Land Ho! A Boat in the Jefferson Garden
Did you read that title more than once? If you did, there is no pirate-like mischief about it! A boat is docked in the Society’s Jefferson Garden. Passersby might have noticed the boat, A Peculiar Craft, the newest artist installation to pop up in the space. A Peculiar Craft brings to life sketches of a boat found in the Franklin-Bache papers. Artists Ben Neiditz and Zach Fay used the sketches and information gleaned from APS Staff to construct Franklin’s “Boat for pleasure or fishing parties on the Delaware River.” Drawing on the Dr. Franklin, Citizen Scientist exhibition, A Peculiar Craft prompts viewers to think about Franklin’s connections to the water, the sciences of studying it, and the labor and economics behind understanding its rhythms.
In both the sketches and in the Garden, the boat has sails that can rotate on two different axes. To get a better sense of that dynamic construction, think of the mast as your spine. You can pivot or bend forward or backward, like you are bowing. You can also turn or rotate 360 degrees in a circle. The mast of this boat can similarly make those movements. Unique in this way, the sketches and idea for the installation inspired not only staff but APS Members and the artists as well.
Staff are still digging into who actually drew the boat sketches. Right now, we’re unsure but have some hunches. Some guesses include David Le Roy and Benjamin Franklin himself. However, some quick handwriting analysis and comparisons aren’t promising. Though seemingly simple, these sketches hold some mysteries and are currently unattributed in the Franklin-Bache papers!

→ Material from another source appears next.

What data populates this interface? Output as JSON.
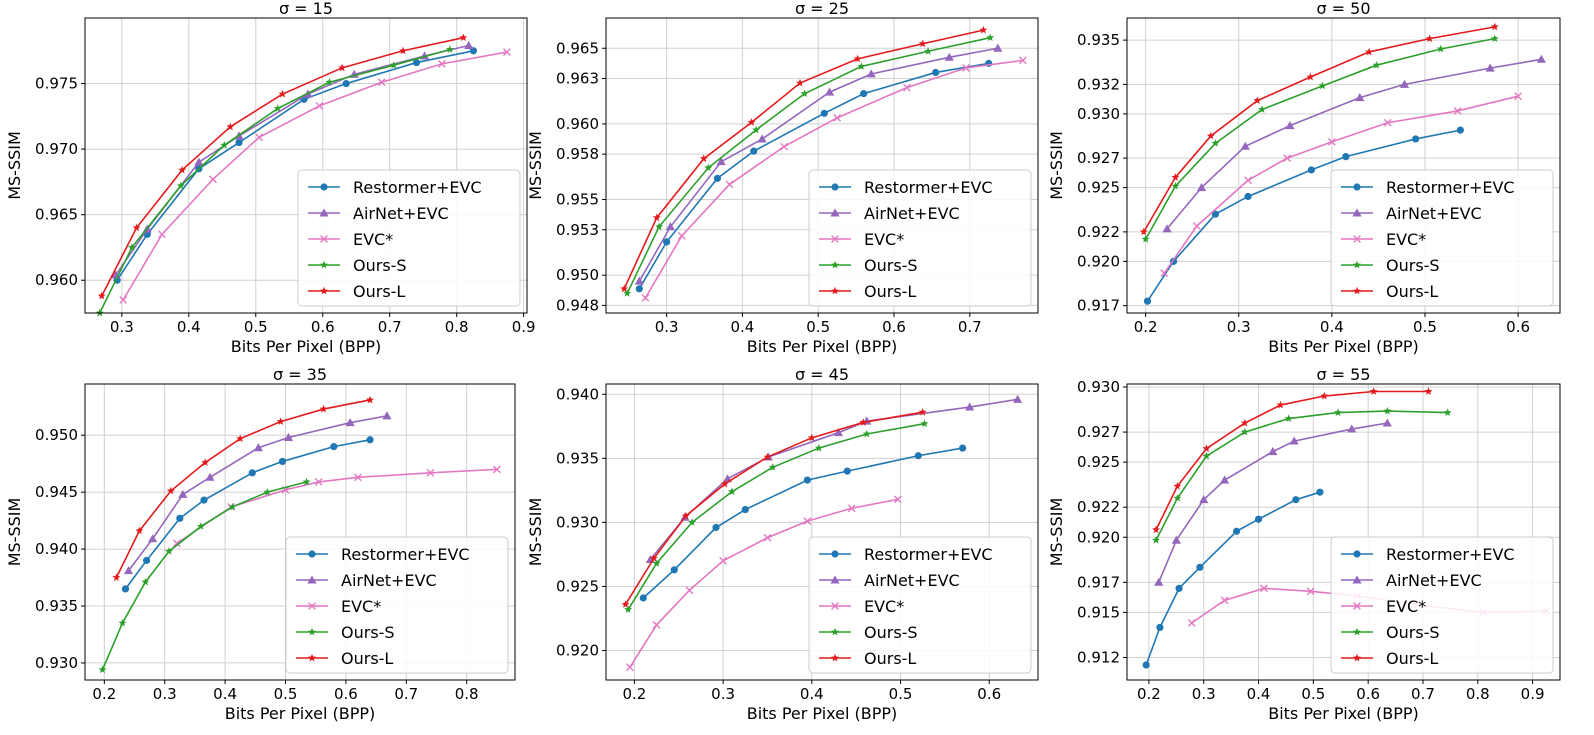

Sarah B. Pomeroy (APS 2014) provided text, drawn from her recent publication, Benjamin Franklin, Swimmer: An Illustrated History, for an interpretive label. As Dr. Pomeroy noted, “for Benjamin Franklin water was both a passion and a subject. In his Autobiography he wrote about his fascination with the sea, whether navigating it in boats or swimming through it. Franklin’s youthful inventions included swimming paddles (like fins) and an early method of kitesurfing.” Meanwhile, the artists drew inspiration from Franklin's collaborative and tinkering spirit.
Neiditz, who has made multiple art installations for the Jefferson Garden, had to bring on a collaborator, Zach Fay, for the first time. Neiditiz mentioned that neither he nor Fay had ever built a boat before, and that “this project was very much an exercise in discovery and experimentation with new methods, materials, and techniques.” Neiditz also said that “engineering the spinning of the mast so that it could withstand the force of the wind required some experimentation.” Both of these statements align with their lens for A Peculiar Craft. To the collaborating artists, “Franklin seems to have spent a good amount of time experimenting with the material world and trying out new things.” Ultimately, Neiditz and Fay hope that A Peculiar Craft “captures the visitors’ attention and convinces them, even if for just a moment, that they have a brief moment of questioning what they are seeing.” A truly Franklin-esque hope to seek answers through scientific inquiry.
We hope you have time to sail by the Jefferson Garden to do just that. Before you do though, plan your visit to the Dr. Franklin, Citizen Scientist exhibition! Both will be on view until the end of December 2021.